Однако гигант отрицательно покачал головой и показал на экран, светившийся пепельно-серебристым блеском. И вдруг на экране появились картины событий, пережитых нами в последнее время: побег из Трозы, плавание с Джиргом на электромагнитном корабле, ураган, подход к большому Юго-Западному Острову, встреча с гигантом на берегу и полет от побережья к шару.

— Это невероятно! — воскликнул Самойлов. — На экране отражаются мысли и воспоминания гиганта. В нем скрыта чудесная машина: приемник и преобразователь биоволн, идущих от мозга. Это то, о чем на Земле в наше время только смутно мечтали!

Гигант снова вопросительно посмотрел на нас.

— Давайте мысленно рассказывать ему о себе, — предложил я академику. — Смотрите, я сейчас вспоминаю отлет «Урании».
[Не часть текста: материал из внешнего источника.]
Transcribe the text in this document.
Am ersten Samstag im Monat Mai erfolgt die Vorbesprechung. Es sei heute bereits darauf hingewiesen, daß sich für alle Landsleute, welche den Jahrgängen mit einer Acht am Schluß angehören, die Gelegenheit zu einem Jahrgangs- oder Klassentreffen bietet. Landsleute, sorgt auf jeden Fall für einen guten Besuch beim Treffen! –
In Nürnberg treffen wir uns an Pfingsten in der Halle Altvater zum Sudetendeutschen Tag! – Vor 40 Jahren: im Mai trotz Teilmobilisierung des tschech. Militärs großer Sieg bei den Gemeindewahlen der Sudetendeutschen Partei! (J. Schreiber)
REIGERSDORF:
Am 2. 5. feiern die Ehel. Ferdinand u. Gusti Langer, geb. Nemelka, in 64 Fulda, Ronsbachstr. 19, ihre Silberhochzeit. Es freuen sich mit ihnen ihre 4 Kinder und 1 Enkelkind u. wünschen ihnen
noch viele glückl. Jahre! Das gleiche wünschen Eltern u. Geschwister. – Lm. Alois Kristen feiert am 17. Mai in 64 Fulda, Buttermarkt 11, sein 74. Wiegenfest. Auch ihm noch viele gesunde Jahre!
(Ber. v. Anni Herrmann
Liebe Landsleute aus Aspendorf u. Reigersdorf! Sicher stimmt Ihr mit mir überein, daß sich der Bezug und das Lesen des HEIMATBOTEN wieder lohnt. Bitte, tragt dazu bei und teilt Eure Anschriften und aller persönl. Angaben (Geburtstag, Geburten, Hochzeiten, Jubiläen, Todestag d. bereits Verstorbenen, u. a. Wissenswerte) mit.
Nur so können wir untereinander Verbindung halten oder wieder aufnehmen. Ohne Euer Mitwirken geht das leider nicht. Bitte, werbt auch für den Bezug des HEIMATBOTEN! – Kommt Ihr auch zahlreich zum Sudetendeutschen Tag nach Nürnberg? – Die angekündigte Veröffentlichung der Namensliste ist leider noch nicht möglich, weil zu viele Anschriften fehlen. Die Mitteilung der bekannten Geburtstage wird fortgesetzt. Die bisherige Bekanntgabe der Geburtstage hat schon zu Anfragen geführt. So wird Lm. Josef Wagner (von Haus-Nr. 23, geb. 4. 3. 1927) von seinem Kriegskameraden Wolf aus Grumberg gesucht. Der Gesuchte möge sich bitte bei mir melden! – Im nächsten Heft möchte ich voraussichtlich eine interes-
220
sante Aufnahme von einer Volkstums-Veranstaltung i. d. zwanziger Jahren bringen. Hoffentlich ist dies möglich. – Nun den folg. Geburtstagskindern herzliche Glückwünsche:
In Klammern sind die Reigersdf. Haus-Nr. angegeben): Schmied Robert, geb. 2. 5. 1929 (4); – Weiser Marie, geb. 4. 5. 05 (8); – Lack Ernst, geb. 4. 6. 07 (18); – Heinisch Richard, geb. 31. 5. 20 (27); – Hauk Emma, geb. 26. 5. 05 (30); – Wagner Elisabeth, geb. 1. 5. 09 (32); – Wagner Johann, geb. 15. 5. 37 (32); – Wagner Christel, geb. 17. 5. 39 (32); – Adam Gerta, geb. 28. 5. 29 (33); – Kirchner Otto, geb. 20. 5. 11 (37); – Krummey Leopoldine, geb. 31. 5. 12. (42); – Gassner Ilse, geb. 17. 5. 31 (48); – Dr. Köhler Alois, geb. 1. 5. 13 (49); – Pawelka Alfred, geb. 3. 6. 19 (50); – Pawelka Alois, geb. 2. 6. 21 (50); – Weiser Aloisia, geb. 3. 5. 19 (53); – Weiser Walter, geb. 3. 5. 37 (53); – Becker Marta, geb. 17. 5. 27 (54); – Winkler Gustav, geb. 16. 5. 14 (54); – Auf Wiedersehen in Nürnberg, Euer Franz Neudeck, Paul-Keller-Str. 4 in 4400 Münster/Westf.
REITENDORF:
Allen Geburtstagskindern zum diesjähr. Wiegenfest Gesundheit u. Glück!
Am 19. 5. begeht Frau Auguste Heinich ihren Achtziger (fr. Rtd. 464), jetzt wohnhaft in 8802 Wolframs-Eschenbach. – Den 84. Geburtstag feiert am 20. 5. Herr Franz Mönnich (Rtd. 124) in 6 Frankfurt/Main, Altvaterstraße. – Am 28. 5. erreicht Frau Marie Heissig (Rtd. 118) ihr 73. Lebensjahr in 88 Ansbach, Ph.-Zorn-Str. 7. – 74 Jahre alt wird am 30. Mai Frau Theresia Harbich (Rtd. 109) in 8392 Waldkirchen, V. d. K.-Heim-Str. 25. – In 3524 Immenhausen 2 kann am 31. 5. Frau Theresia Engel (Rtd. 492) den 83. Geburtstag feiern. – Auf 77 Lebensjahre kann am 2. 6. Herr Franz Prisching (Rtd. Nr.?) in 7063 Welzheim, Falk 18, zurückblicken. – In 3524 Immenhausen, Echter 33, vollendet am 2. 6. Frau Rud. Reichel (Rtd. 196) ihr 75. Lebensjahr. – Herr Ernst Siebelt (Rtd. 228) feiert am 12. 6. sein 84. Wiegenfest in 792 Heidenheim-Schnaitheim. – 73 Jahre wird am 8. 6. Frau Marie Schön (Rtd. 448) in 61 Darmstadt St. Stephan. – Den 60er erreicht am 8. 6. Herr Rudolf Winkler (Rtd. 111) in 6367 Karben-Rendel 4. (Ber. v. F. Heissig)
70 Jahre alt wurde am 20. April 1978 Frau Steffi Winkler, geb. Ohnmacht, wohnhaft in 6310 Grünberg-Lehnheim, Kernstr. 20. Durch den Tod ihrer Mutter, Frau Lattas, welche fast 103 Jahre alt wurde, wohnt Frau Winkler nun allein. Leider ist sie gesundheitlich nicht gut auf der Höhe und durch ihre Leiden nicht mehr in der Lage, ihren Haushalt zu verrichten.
И действительно, на экране появился Главный Лунный космодром, огромный силуэт нашей «Урании», толпы землян в громоздких космических скафандрах. Затем люди исчезли, и вот уже «Урания» взлетает в Космос, окутанная чудовищными вихрями энергетической отдачи. Но странная особенность: едва я ослаблял напряжение воспоминаний, картины начинали бледнеть и расплываться. Я понял, что надо мыслить четко и последовательно, не отвлекаясь, ибо получалась такая несуразица: на фоне летящей «Урании» вдруг возникали то фигура, то лицо Лиды.

Самойлов недовольно поморщился:

— Не увлекайся, Виктор, не увлекайся. Сейчас буду рассказывать я.

Он стал напряженно смотреть на экран. И тотчас на нем обрисовался шар Земли, потом план Солнечной системы, положение Солнца в Галактике, — короче говоря, целая лекция на астрономические темы. Затем по экрану помчались ряды тензорных уравнений, знаменитая формула Эйнштейна Е=МС^2, преобразования Лоренца, наконец ряд громадных вопросительных знаков над формулой «скорость света равна константе». Свою мысленную речь академик закончил этой формулой и почти с мольбой смотрел уже не на экран, а на гиганта.